The Department of Finance (DOF) and its attached agencies Bureau of Customs (BOC) and Bureau of Internal Revenue (BIR) started implementing on Friday the fuel marking program.
The government conducted the “first live marking of petroleum” products at Seaoil Bulk Terminal in Mabini, Batangas, according to the Customs bureau.
The program aims to plug revenue leakages from oil smuggling by placing a molecular marker on imported, manufactured, and refined petroleum products such as gasoline, diesel, and kerosene.
Under Section 148-A of the National Internal Revenue Code, as amended by Republic Act No. 10963 or the Tax Reform for Acceleration and Inclusion (TRAIN) and DOF-BOC-BIR Joint Circular No. 001.2019, stocktaking must be done for all tax paid gasoline, diesel, and kerosene stored in all depots and terminals.

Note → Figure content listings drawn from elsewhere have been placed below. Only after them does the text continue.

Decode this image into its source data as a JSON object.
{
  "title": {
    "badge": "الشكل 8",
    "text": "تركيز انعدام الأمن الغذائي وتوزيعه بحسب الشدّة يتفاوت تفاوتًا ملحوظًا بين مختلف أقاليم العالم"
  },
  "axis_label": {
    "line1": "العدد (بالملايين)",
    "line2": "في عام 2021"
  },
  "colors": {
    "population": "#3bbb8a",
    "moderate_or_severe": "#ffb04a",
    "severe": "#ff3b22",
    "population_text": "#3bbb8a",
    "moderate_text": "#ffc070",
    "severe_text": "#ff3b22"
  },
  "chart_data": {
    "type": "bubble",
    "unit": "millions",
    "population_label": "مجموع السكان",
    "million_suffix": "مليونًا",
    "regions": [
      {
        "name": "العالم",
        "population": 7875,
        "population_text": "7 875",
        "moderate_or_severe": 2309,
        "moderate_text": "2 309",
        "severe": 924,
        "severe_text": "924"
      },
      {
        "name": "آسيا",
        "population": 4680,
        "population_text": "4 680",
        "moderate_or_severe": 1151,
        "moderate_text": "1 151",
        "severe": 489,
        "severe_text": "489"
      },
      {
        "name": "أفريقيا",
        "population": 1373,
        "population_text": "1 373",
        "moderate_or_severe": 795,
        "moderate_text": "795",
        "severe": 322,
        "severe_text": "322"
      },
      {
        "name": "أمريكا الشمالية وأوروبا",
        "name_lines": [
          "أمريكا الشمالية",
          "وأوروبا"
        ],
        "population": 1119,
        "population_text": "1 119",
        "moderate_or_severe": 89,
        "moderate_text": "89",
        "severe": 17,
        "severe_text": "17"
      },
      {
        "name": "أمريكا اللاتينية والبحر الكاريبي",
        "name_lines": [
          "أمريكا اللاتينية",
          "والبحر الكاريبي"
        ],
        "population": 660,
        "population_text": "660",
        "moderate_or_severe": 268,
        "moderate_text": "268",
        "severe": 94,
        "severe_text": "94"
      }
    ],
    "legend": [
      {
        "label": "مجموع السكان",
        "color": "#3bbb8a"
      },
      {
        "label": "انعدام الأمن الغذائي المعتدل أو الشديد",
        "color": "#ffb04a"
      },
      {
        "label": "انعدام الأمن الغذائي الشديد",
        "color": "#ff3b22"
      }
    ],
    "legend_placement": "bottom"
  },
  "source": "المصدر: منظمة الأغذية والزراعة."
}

In the next few months, the BOC, BIR and SICPA-SGS will conduct random field testing on depots, tank trucks, and retail stations to determine the presence and dilution level of the fuel marker on fuels that have been marked, Customs said.
Swiss-based SICPA SA and local partner SGA Philippines bagged the contract to provide fuel marking and monitoring services under the program.
Fuel marking will continue until the market is saturated with marked fuels, the BOC said.
“A confirmatory testing will be conducted immediately on fuels found to be unmarked or with marker levels below the prescribed dilution level and corresponding duties and taxes will be collected from oil companies found to have unmarked or diluted fuels,” Customs Commissioner Rey Leonardo Guerrero said.
“The implementation of the Fuel Marking Program is a milestone for the Bureau of Customs as well as the Bureau of Internal Revenue and the Department of Finance, as we have painstakingly worked together in order to ensure the success of the Program.”
“With the cooperation and support of partner agencies and stakeholders, we are ready to implement the Fuel Marking program and make it work,” Guerrero added.